Le parcours du client dans une boutique est aussi capital. “Par exemple chez Ikea, les clients accèdent à la salle d’exposition puis au libre service. La salle d’exposition fait envie et donnes des solutions, à taille réelle” détaille l’expert. Le showroom permet donc de “renforcer l’envie d’acheter”.

L’ouïe et l’odorat pour “faire la différence”

Les cinq sens des clients sont eux aussi mis à contribution dans l’élaboration d’une stratégie marketing. Avec la musique par exemple, dans certaines boutiques elle peut être entraînante ou apaisante. “Ça peut jouer mais ça peut être segmentant aussi” et être perçu comme agressif. En mobilisant les sens, il s’agit de “faire la différence” explique Frank Rosenthal. “Chez Nature et Découvertes l’air est plus sain grâce à des purificateurs, on se sent mieux, on respire plus facilement, ça facilite l’achat” ajoute-t-il.

Plusieurs études soulignent déjà le rôle du marketing olfactif dans les achats impulsifs mais aussi dans la fidélisation des clients.

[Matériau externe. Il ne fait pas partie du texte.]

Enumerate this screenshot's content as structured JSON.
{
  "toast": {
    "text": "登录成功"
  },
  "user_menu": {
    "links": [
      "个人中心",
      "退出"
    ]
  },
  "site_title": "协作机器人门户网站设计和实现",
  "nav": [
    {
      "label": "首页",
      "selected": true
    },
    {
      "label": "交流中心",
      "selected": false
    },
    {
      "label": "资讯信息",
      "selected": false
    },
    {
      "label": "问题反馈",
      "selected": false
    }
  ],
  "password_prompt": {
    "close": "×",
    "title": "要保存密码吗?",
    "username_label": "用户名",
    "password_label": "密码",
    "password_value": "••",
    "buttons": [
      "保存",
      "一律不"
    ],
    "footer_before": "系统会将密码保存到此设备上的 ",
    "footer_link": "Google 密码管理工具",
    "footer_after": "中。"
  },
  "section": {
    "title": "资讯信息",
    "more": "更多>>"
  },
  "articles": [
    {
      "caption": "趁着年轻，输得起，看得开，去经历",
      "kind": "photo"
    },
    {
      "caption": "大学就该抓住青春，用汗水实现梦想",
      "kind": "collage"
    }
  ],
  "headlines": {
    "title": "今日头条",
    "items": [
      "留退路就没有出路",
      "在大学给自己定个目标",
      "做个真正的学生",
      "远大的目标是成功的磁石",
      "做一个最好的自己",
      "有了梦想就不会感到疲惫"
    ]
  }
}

L’idée est de “faire rester le client plus longtemps sur le lieu de vente” avec par exemple la possibilité de prendre un café. Le but est “de faire monter la dépense et que le client apprécie le moment”. Mais aussi de développer la préférence, “le client préfère aller dans ce magasin”.  Mais “les choses ne sont pas mécaniques, il y a un ensemble de techniques” : le prix, la présentation, le concept, le parcours client, les services… pour “stimuler le consommateur”. 

Selon une enquête du Crédoc*, en 2015, 53 % des personnes interrogées ont affirmé acheter sur un coup de tête et 13% estiment que l’achat est un plaisir.

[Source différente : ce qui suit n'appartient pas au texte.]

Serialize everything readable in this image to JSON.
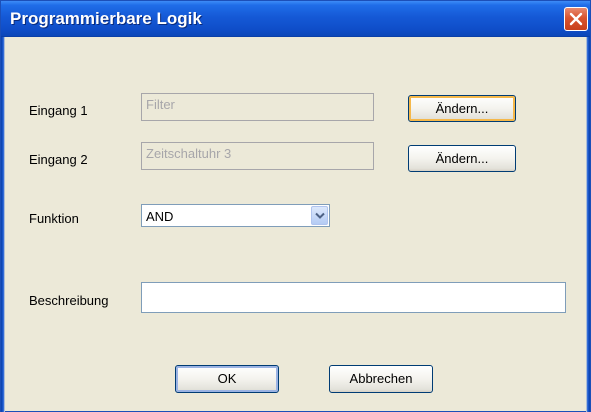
{
  "window": {
    "title": "Programmierbare Logik"
  },
  "form": {
    "input1": {
      "label": "Eingang 1",
      "value": "Filter",
      "button": "Ändern..."
    },
    "input2": {
      "label": "Eingang 2",
      "value": "Zeitschaltuhr 3",
      "button": "Ändern..."
    },
    "function": {
      "label": "Funktion",
      "value": "AND"
    },
    "description": {
      "label": "Beschreibung",
      "value": ""
    }
  },
  "actions": {
    "ok": "OK",
    "cancel": "Abbrechen"
  },
  "icons": {
    "close": "close-icon",
    "dropdown": "chevron-down-icon"
  },
  "colors": {
    "titlebar": "#1559d6",
    "dialog_bg": "#ece9d8",
    "close_button": "#d9542f",
    "focus_ring": "#f5b84a"
  }
}
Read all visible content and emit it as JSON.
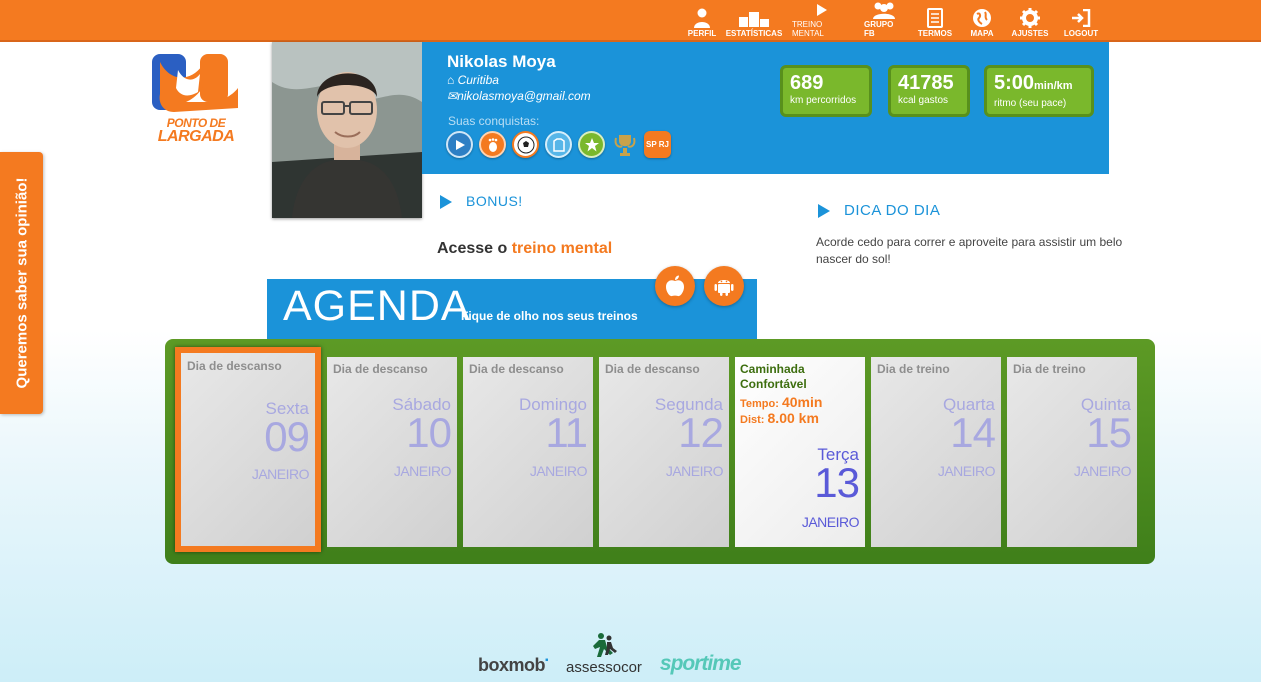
{
  "nav": [
    {
      "label": "PERFIL",
      "icon": "user-icon"
    },
    {
      "label": "ESTATÍSTICAS",
      "icon": "podium-icon"
    },
    {
      "label": "TREINO MENTAL",
      "icon": "play-icon"
    },
    {
      "label": "GRUPO FB",
      "icon": "group-icon"
    },
    {
      "label": "TERMOS",
      "icon": "document-icon"
    },
    {
      "label": "MAPA",
      "icon": "globe-icon"
    },
    {
      "label": "AJUSTES",
      "icon": "gear-icon"
    },
    {
      "label": "LOGOUT",
      "icon": "logout-icon"
    }
  ],
  "logo": {
    "line1": "PONTO DE",
    "line2": "LARGADA"
  },
  "feedback": "Queremos saber sua opinião!",
  "profile": {
    "name": "Nikolas Moya",
    "city": "Curitiba",
    "email": "nikolasmoya@gmail.com",
    "conquests_label": "Suas conquistas:",
    "badges": [
      "play-badge",
      "footprint-badge",
      "soccer-badge",
      "shirt-badge",
      "star-badge",
      "trophy-badge",
      "sp-rj-badge"
    ],
    "badge_text": {
      "sprj": "SP RJ"
    }
  },
  "stats": {
    "km": {
      "value": "689",
      "label": "km percorridos"
    },
    "kcal": {
      "value": "41785",
      "label": "kcal gastos"
    },
    "pace": {
      "value": "5:00",
      "unit": "min/km",
      "label": "ritmo (seu pace)"
    }
  },
  "bonus": {
    "title": "BONUS!"
  },
  "mental": {
    "prefix": "Acesse o",
    "link": "treino mental"
  },
  "tip": {
    "title": "DICA DO DIA",
    "text": "Acorde cedo para correr e aproveite para assistir um belo nascer do sol!"
  },
  "agenda": {
    "title": "AGENDA",
    "subtitle": "Fique de olho nos seus treinos"
  },
  "days": [
    {
      "label": "Dia de descanso",
      "weekday": "Sexta",
      "day": "09",
      "month": "JANEIRO"
    },
    {
      "label": "Dia de descanso",
      "weekday": "Sábado",
      "day": "10",
      "month": "JANEIRO"
    },
    {
      "label": "Dia de descanso",
      "weekday": "Domingo",
      "day": "11",
      "month": "JANEIRO"
    },
    {
      "label": "Dia de descanso",
      "weekday": "Segunda",
      "day": "12",
      "month": "JANEIRO"
    },
    {
      "label": "Caminhada Confortável",
      "time_label": "Tempo:",
      "time": "40min",
      "dist_label": "Dist:",
      "dist": "8.00 km",
      "weekday": "Terça",
      "day": "13",
      "month": "JANEIRO"
    },
    {
      "label": "Dia de treino",
      "weekday": "Quarta",
      "day": "14",
      "month": "JANEIRO"
    },
    {
      "label": "Dia de treino",
      "weekday": "Quinta",
      "day": "15",
      "month": "JANEIRO"
    }
  ],
  "partners": {
    "boxmob": "boxmob",
    "assessocor": "assessocor",
    "sportime": "sportime"
  },
  "colors": {
    "orange": "#f47a20",
    "blue": "#1b93d9",
    "green": "#7ab82c"
  }
}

Des artifices qui ne fonctionnent pas toujours

Dans les boutiques de vêtements, les cabines d’essayage jouent elles aussi un rôle central. Si “elles sont de plus en plus intelligentes” détaille Frank Rosenthal, certains fabricants de cabines proposent des ambiances particulières. Osram, un fournisseur d’éclairages propose notamment des “solutions d’éclairage [qui] placent le client et les vêtements sous leur meilleur jour”, “la lumière donne un aspect naturel aux couleurs, par la dissimulation ou la mise en valeur si nécessaire”.

Les miroirs jouent eux aussi avec le corps des clients et peuvent être amincissants à l’image du “Skinny mirror”, créé par une entreprise américaines. Mais les marques communiquent peu sur ces dispositifs et leurs fournisseurs affirment répondre simplement aux attentes de leurs clients.

Mais pour Frank Rosenthal ces artifices sont “dangereux”.”Parce que vous vendez quelque chose qui n’est pas la réalité, c’est presque tromper. Ça marche sur certains clients mais ça ne marche pas longtemps”.

*Centre de recherche pour l’étude et l’observation des conditions de vie, “La consommation redevient un plaisir”, février 2016.